Hezekiah was a poor black farmer, who worked his two acres of land; but, he also saved up for and read books. The white folks thereabouts thought him harmless enough, but that "reading ain't no good for an ignorant nigger". Reverend Green, of the white man's church, visited him and asked if he believed in the Lord, the church, and Heaven.

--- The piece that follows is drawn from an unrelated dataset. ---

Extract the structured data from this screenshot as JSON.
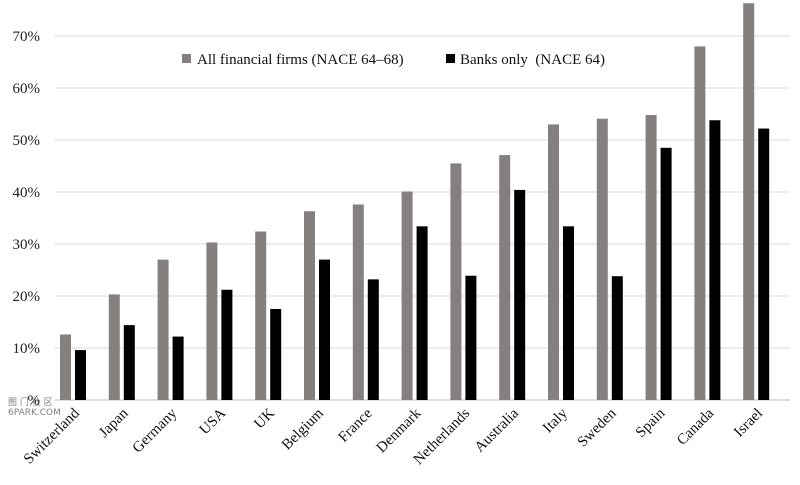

Hezekiah replied, that he'd never seen the Lord; that the church was divided; and that he tried to be as good as he could without expecting anything from Heaven or the Lord.

"You don't believe nothin'," said the white man's preacher.
"Oh yes I do," said Hezekiah,
"I believe that a man should be beholding to his neighbor
Without the reward of Heaven or the fear of hell fire."

“Well, there's a lot of good ways for a man to be wicked!"
And they hung Hezekiah as high as a pigeon,
And the nice folks around said, "Well, he had it comin'
'Cause the son-of-a-bitch didn't have no religion!"

The poem was a signature piece of the American stage performer Lord Buckley. A live performance, in which he speaks the words over a solo female voice singing and humming the spiritual "Kumbaya" and a sparse instrumental accompaniment, is included on his 1959 album Way Out Humor, re-released in 1964 as Lord Buckley in Concert.

Early in his career, Bob Dylan performed the poem, in slightly shortened form, as a spoken piece with guitar accompaniment in a style based on that of Lord Buckley. Two amateur recordings exist: on one of the Minnesota Hotel Tapes, December 1961, and on the Second Gaslight Tape, October 1962. The Minnesota performance was released on the 1969 bootleg album Great White Wonder, and has since been included in other unofficial compilations. The Gaslight performance was released on the unofficial 1985 album Gaslight Tapes.